Byzantine Fault Tolerance (BFT) consensus algorithms are a critical component of distributed systems, ensuring that all nodes in the network reach a unanimous decision even in the presence of faulty or untrusted nodes. The BFT consensus algorithms have gained significant attention in recent years, particularly in the context of blockchain technology, where they are used to achieve security and trustworthiness in decentralized applications. This article aims to provide a survey and comparison of the existing BFT consensus algorithms, focusing on their practical implications and performance characteristics.

Survey of Existing BFT Consensus Algorithms

1. Voter (Voter-FT) [1]

Voter is a simple BFT consensus algorithm that operates through a series of vote-casting and ballot-counting steps. Each node maintains a list of voters, where each voter represents a possible decision that could be made in the consensus process. When a node wishes to make a decision, it casts a vote for that decision, and all other nodes count the votes. If the vote count reaches a certain threshold, the decision is accepted, otherwise, it is rejected. Voter-FT is relatively simple and efficient, but it may suffer from low decision-making efficiency in the presence of high fault tolerance requirements.

2. Polling (Polling-FT) [2]

Polling-FT is an improved version of Voter-FT that adds a polling phase to the consensus process. In the polling phase, each node requests other nodes to cast votes for a specific decision. The nodes then count the votes received and decide on the decision with the most votes. Polling-FT improves the decision-making efficiency of Voter-FT by reducing the number of vote-casting steps. However, it may still suffer from low decision-making efficiency in the presence of high fault tolerance requirements.

3. Casting-FT (Casting-FT) [3]

Casting-FT is another improved version of Voter-FT that adds a casting phase to the consensus process. In the casting phase, each node decides on a single decision and casts a vote for that decision. The nodes then count the votes cast by themselves and other nodes, and decide on the decision with the most votes. Casting-FT improves the decision-making efficiency of Voter-FT by reducing the number of vote-casting and ballot-counting steps. Additionally, it provides a mechanism for handling multi-value decisions, allowing nodes to express multiple choices in a single vote.

4. Fast-FT (Fast-FT) [4]

Fast-FT is an optimized version of Voting-FT that reduces the number of rounds required for consensus. It uses a hybrid voting mechanism, where each node votes once for each possible decision and then aggregates the votes from all other nodes. This reduction in rounds improves the decision-making efficiency of Voting-FT without sacrificing security. However, it may still suffer from low decision-making efficiency in the presence of high fault tolerance requirements.
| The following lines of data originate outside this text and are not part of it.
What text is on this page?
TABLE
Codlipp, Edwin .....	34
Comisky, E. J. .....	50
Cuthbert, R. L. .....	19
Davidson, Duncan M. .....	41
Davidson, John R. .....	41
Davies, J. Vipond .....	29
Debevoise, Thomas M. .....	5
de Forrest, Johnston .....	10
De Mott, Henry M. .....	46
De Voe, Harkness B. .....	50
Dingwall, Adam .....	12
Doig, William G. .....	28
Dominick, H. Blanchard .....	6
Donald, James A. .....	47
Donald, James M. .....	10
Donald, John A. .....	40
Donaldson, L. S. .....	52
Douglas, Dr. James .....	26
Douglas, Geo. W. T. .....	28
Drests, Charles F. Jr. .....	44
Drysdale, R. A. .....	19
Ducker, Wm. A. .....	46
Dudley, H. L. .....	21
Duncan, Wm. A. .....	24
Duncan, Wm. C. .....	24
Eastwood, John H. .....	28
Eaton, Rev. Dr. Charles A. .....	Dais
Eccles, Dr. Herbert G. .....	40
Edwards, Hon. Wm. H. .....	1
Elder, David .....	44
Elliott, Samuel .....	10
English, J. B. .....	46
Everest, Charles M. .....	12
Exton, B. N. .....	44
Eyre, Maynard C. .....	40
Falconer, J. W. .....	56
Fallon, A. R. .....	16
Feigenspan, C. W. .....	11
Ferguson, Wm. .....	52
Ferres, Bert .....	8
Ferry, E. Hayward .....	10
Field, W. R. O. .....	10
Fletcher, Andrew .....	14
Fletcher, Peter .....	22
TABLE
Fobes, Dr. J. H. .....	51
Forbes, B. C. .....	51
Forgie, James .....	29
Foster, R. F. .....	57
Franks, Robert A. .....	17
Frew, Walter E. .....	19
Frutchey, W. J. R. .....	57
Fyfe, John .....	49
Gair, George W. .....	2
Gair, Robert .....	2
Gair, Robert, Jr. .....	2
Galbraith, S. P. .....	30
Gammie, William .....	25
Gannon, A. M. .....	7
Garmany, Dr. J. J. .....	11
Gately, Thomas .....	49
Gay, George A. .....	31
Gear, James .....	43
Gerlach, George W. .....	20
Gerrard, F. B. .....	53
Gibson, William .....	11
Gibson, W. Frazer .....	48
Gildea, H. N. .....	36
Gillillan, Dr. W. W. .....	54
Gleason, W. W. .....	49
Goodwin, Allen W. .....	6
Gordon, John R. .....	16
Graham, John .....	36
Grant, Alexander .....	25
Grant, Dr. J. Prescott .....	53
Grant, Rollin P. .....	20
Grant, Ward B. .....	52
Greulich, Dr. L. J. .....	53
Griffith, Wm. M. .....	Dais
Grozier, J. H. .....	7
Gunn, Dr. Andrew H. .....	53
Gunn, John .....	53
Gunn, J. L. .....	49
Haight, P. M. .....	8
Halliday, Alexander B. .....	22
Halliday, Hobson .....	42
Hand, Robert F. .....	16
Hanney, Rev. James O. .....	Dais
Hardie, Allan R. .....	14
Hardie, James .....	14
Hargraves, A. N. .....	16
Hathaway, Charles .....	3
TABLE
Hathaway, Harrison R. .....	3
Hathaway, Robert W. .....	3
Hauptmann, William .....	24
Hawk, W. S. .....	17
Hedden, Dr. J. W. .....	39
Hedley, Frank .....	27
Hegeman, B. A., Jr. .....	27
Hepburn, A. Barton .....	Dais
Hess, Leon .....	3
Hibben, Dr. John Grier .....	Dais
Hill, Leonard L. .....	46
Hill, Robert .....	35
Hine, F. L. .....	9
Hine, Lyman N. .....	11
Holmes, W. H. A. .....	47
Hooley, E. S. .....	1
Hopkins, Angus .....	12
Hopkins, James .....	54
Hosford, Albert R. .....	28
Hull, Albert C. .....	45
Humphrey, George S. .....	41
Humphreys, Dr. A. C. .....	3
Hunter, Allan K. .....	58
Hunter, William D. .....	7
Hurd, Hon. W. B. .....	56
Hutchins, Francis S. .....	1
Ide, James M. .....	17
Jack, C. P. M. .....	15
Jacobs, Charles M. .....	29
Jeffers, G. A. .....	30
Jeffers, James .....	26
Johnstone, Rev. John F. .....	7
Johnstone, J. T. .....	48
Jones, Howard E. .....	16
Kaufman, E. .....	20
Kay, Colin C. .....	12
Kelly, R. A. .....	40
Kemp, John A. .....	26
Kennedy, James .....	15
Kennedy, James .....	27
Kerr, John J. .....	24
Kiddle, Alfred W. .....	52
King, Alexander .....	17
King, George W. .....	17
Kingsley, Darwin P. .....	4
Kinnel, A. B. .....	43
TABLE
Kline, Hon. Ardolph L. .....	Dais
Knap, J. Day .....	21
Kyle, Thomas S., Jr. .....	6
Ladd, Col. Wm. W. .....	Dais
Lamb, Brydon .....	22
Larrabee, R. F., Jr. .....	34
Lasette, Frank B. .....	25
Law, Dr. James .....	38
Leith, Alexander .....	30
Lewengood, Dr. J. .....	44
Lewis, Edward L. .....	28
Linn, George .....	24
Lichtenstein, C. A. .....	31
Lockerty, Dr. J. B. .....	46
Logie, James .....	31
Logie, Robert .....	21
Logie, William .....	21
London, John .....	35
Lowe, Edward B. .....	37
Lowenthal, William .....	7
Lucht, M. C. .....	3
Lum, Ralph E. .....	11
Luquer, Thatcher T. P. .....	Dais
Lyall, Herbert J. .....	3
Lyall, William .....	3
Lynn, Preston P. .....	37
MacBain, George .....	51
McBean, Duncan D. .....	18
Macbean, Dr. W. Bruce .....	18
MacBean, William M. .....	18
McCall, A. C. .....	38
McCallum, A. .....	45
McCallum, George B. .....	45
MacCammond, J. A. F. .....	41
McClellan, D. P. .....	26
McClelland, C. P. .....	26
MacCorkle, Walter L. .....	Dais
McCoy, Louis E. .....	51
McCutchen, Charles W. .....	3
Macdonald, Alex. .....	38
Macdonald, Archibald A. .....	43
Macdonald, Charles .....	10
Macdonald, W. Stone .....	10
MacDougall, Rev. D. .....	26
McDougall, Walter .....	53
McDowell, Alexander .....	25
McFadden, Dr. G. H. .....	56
Comparison of Existing BFT Consensus Algorithms

When comparing the existing BFT consensus algorithms, it is important to consider their practical implications and performance characteristics.

1. Practical implications:

- Voter-FT and Polling-FT are simpler to implement and have lower communication requirements compared to Casting-FT and Fast-FT. However, they may have lower decision-making efficiency in the presence of high fault tolerance requirements.
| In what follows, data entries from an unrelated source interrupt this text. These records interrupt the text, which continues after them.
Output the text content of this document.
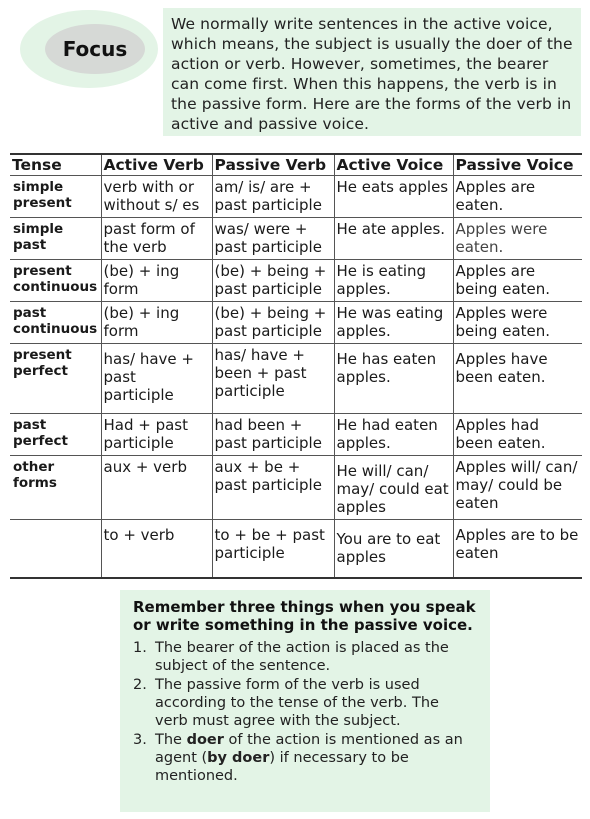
Focus
We normally write sentences in the active voice, which means, the subject is usually the doer of the action or verb. However, sometimes, the bearer can come first. When this happens, the verb is in the passive form. Here are the forms of the verb in active and passive voice.
Tense	Active Verb	Passive Verb	Active Voice	Passive Voice
simple present	verb with or without s/ es	am/ is/ are + past participle	He eats apples	Apples are eaten.
simple past	past form of the verb	was/ were + past participle	He ate apples.	Apples were eaten.
present continuous	(be) + ing form	(be) + being + past participle	He is eating apples.	Apples are being eaten.
past continuous	(be) + ing form	(be) + being + past participle	He was eating apples.	Apples were being eaten.
present perfect	has/ have + past participle	has/ have + been + past participle	He has eaten apples.	Apples have been eaten.
past perfect	Had + past participle	had been + past participle	He had eaten apples.	Apples had been eaten.
other forms	aux + verb	aux + be + past participle	He will/ can/ may/ could eat apples	Apples will/ can/ may/ could be eaten
	to + verb	to + be + past participle	You are to eat apples	Apples are to be eaten
Remember three things when you speak or write something in the passive voice.
1. The bearer of the action is placed as the subject of the sentence.
2. The passive form of the verb is used according to the tense of the verb. The verb must agree with the subject.
3. The doer of the action is mentioned as an agent (by doer) if necessary to be mentioned.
- Casting-FT and Fast-FT provide more flexible decision-making options, allowing nodes to express multiple choices in a single vote. However, they may have higher communication requirements and lower decision-making efficiency compared to Voter-FT and Polling-FT.

2. Performance characteristics:

- Voter-FT, Polling-FT, and Casting-FT have similar decision-making efficiency, but Polling-FT and Casting-FT have better communication efficiency.

- Fast-FT has better decision-making efficiency than Voter-FT, Polling-FT, and Casting-FT, but it has higher communication efficiency.

In conclusion, the existing BFT consensus algorithms, Voter-FT, Polling-FT, Casting-FT, and Fast-FT, each have their own advantages and disadvantages in terms of practical implications and performance characteristics. The choice of an appropriate BFT consensus algorithm should be based on the specific requirements of the distributed system, such as the number of nodes, the level of fault tolerance required, and the availability of computational and communication resources. Additionally, future research should continue to focus on improving the efficiency and scalability of BFT consensus algorithms, particularly in the context of large-scale, high-performance distributed systems.